6.2.2. Key Concepts Review: Data Engineering for ML
First Principle: Effective data engineering for ML fundamentally establishes a robust and scalable data pipeline, ensuring data is ingested, stored, processed, and governed in a way that is fit for purpose, enabling accurate model training and reliable inference.
This review consolidates concepts for data engineering in ML.
Core Concepts & AWS Services for Data Engineering in ML:
- Data Ingestion:
- Operational Databases: AWS DMS (CDC), DynamoDB Streams.
- Real-time: Kinesis Data Streams, Kinesis Firehose, MSK.
- Batch: S3 (direct), DataSync, Snow Family.
- Data Storage and Persistence:
- Data Lakes: Amazon S3 (raw, processed, model artifacts).
- Data Warehouses: Amazon Redshift (structured analytics, Redshift ML).
- NoSQL Databases: DynamoDB (real-time features, online feature store), DocumentDB.
- Data Transformation and Processing:
- Batch ETL: AWS Glue (serverless Spark/Python), Amazon EMR (managed Hadoop/Spark), Amazon Athena (serverless SQL on S3).

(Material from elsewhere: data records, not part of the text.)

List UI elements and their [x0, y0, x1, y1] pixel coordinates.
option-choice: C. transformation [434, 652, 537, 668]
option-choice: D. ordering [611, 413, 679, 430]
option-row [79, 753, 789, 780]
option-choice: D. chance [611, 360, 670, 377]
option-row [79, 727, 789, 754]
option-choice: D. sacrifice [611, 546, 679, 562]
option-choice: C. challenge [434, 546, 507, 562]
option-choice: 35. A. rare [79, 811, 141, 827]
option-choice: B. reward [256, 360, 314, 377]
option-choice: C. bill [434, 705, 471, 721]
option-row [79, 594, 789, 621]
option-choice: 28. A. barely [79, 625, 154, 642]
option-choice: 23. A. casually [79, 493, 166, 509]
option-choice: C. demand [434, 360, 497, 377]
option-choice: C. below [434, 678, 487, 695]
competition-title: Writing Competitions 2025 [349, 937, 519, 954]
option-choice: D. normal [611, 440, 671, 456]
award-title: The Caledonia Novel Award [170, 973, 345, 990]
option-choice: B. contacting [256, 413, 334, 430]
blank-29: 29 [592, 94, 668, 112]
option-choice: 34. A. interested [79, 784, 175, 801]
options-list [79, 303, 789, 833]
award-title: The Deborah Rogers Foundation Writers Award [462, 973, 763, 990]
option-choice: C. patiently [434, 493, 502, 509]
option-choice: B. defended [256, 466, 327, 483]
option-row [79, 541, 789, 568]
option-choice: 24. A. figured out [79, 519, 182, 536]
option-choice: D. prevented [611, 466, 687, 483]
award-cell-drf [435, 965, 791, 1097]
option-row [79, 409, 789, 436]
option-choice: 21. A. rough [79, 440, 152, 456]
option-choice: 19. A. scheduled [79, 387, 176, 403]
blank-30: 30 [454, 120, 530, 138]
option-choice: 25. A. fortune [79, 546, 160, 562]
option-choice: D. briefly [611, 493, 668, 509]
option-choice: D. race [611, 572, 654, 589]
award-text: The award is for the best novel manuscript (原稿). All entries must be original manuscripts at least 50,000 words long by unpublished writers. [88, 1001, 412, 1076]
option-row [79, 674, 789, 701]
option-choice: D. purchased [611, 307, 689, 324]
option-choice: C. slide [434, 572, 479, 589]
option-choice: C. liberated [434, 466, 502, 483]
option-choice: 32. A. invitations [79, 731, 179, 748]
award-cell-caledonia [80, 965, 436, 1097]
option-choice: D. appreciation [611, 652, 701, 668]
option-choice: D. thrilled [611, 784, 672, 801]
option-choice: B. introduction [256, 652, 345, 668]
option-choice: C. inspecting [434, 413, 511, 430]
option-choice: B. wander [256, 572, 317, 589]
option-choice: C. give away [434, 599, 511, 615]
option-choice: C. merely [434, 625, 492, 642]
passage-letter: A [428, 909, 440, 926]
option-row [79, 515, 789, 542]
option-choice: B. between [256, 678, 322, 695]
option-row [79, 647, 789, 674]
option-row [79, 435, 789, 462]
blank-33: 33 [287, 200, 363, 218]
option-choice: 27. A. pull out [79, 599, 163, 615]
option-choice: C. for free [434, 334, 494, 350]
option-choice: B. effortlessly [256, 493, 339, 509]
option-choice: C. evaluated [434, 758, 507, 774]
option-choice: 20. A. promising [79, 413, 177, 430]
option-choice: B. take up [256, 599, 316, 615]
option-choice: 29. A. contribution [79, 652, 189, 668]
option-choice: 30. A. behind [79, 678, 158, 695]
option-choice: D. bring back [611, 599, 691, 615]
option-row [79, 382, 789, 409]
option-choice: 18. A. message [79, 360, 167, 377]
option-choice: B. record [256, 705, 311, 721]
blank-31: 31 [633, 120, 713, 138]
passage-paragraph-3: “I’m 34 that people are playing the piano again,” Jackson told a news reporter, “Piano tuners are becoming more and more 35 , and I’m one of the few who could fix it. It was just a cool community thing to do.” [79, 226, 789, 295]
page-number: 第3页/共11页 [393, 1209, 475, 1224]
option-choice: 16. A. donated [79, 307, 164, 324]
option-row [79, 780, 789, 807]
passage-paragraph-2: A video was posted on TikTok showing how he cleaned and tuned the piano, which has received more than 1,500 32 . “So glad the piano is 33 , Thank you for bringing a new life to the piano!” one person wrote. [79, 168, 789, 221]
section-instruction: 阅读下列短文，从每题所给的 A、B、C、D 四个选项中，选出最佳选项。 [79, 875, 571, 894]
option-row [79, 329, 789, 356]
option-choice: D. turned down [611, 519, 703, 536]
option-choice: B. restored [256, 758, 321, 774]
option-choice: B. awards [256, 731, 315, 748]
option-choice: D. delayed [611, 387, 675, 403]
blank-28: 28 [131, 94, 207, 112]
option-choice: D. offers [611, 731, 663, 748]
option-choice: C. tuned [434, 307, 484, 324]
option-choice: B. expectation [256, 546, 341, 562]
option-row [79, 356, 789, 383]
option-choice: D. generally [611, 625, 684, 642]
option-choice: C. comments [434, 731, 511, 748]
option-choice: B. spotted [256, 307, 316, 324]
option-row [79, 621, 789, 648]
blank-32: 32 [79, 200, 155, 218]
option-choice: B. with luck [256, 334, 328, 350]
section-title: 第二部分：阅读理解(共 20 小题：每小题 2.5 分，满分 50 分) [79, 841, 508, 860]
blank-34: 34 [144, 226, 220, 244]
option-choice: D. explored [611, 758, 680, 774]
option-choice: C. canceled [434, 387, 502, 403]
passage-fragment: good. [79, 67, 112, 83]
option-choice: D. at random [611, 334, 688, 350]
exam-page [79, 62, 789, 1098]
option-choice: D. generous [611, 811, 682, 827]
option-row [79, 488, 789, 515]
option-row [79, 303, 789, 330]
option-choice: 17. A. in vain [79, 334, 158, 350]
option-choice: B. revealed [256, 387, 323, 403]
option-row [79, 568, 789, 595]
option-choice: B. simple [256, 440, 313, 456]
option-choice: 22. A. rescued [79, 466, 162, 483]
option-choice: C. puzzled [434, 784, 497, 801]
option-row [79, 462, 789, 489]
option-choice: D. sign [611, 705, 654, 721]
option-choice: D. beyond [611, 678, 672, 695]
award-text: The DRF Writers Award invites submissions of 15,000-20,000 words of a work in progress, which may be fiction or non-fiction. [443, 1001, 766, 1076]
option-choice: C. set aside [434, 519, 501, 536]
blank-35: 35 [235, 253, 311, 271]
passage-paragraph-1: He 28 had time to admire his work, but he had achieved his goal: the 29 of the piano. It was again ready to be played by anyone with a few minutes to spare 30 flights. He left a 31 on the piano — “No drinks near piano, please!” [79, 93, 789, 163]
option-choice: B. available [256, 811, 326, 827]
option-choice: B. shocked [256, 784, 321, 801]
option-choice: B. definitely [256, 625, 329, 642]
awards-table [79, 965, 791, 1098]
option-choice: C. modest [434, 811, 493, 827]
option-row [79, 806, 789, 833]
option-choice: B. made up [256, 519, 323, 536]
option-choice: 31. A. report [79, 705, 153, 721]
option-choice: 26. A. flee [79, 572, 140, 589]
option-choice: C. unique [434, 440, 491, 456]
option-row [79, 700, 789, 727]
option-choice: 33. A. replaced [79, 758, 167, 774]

- Streaming Processing: Kinesis Data Analytics (SQL/Flink), Spark Streaming on EMR.
- Data Prep for SageMaker: SageMaker Data Wrangler (visual ETL), SageMaker Processing Jobs (managed processing).
- Data Catalogs and Governance:
- AWS Glue Data Catalog: Central metadata.
- AWS Lake Formation: Fine-grained access control on data lakes.
- Data Access Controls: IAM, resource policies.
Scenario: You need to design a scalable data pipeline to prepare large volumes of diverse data for an ML project, involving ingestion from streaming sources, batch transformations, and secure storage with fine-grained access control.
Reflection Question: How do data engineering principles and services (e.g., Kinesis for streaming, S3 for data lake, Glue for ETL, Lake Formation for governance) fundamentally ensure that data is ingested, stored, processed, and governed in a way that is fit for purpose, enabling accurate model training and reliable inference?